Turn an 8-inch square baking pan into a Battenberg pan: first, fold a long piece of foil onto itself a couple of times to a create a foil barrier to divide your pan in half, making sure that the barrier is at least the height of the pan or even a little more. Then, spray the pan and each side of the foil with cooking spray (to help the parchment stick) and line each half of the pan with two overlapping pieces of parchment paper, one going widthwise and one going lengthwise, with enough overhang to come all the way up the sides and then some. Get your scissors out and trim the parchment so that it lays nicely and doesn't curl around the corners and make you go crazy. Sorry, I know this is a lot of parchment paper (I reuse parchment all the time!). Okay, set this aside.
In a medium bowl, sift together the flour and baking powder, then lightly stir in the salt and set aside. In a large measuring cup, whisk together the heavy cream and sour cream and set aside.
In a stand mixer fitted with a paddle, cream together the butter, coconut oil and granulated sugar on medium-high speed until light and fluffy, 3 to 4 minutes. Add the eggs, one at a time, beating well after each and periodically scraping the sides of the bowl with a rubber spatula. Add the vanilla and mix to combine. Reduce the mixer to medium-low and add the dry mixture and cream mixture in 3 alternating additions, mixing until 80 percent combined.
Divide the mixture in half. In the first half, add a few drops of yellow food coloring and fold in the sprinkles as you mix until the batter is combined. Pour into one side of the pan and use a small offset spatula or a spoon to carefully spread it out evenly. In the second half of the batter, add a few drops of red food coloring and fold it in as you mix until the batter is combined.
Pour into the other side of the pan and use a small offset spatula or a spoon to carefully spread it out evenly. Bake until the tops of the cakes are browned and a toothpick inserted into the center comes out with a few crumbs on it; begin checking for doneness at 45 minutes. Let cool in the pans for 10 minutes, then use the parchment wings to lift them out of the pans and onto a wire rack to cool completely.
Level the cakes and trim off the sides if they're uneven. Halve each cake crosswise to yield 4 equal rectangles that are as wide as they are thick (measure the thickness of the cake once it's leveled, then turn your ruler 90 degrees to measure that same amount on top of the cake and score with an accordion pastry cutter). Enjoy a bite of cake scraps and set these aside.
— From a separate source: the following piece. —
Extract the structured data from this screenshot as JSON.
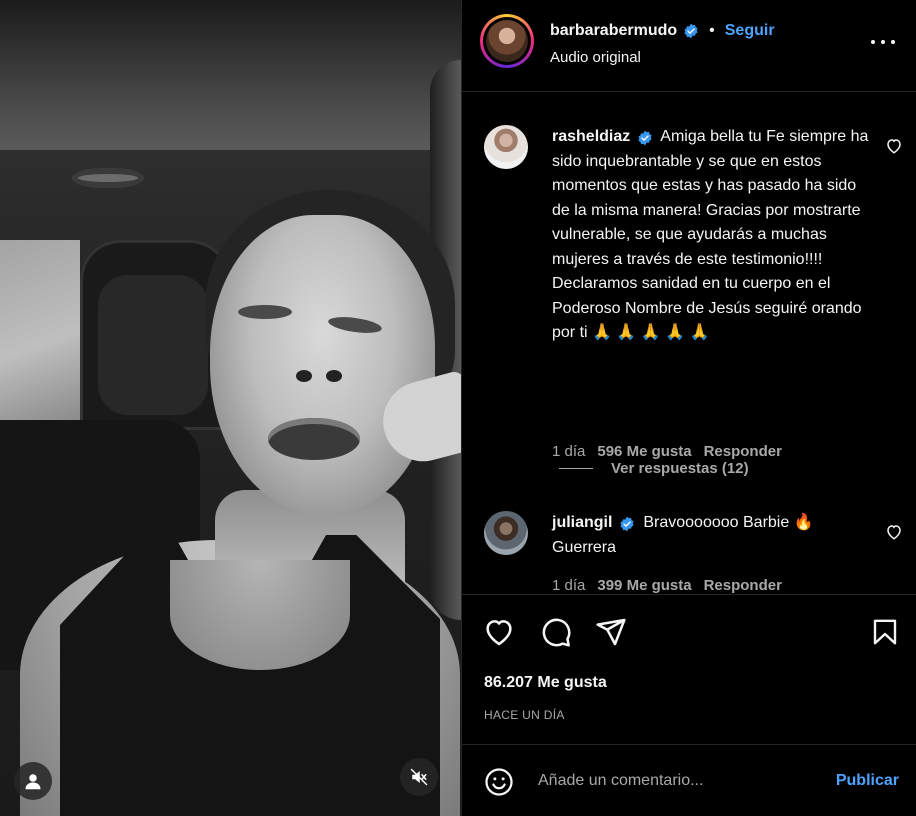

To assemble: Knead the marzipan with the blue food coloring to get your desired color, dusting with powdered sugar if it gets too sticky. On a silicone mat (or a big piece of parchment or a counter dusted with powdered sugar, but I strongly recommend a silicone mat so that you don't get powdered sugar all over what will eventually become the outside surface of the marzipan), roll the marzipan out into a rectangle that's about 7 1/2 inches wide by 13 inches long, dusting the top with powdered sugar as needed to prevent sticking, and rolling in a scattering of sprinkles at the end. Trim the edges so they're straight. Brush all over with a thin layer of jam and place a rectangle of pink cake at one end. Brush the exposed surfaces with a thin layer of jam. Squish a rectangle of sprinkle cake right next to it and brush the exposed surfaces with a layer of jam. Stack the other two rectangles of cake on top, brushing with jam, to form a checkerboard pattern. Carefully roll it onto its side, pressing the marzipan all over so that it sticks, then continue to roll until the cake is covered. Trim off any excess marzipan, then decorate with additional marzipan decorations as desired.
Wrap in firmly plastic wrap and let set in the fridge for a couple of hours. Let come to room temperature and enjoy!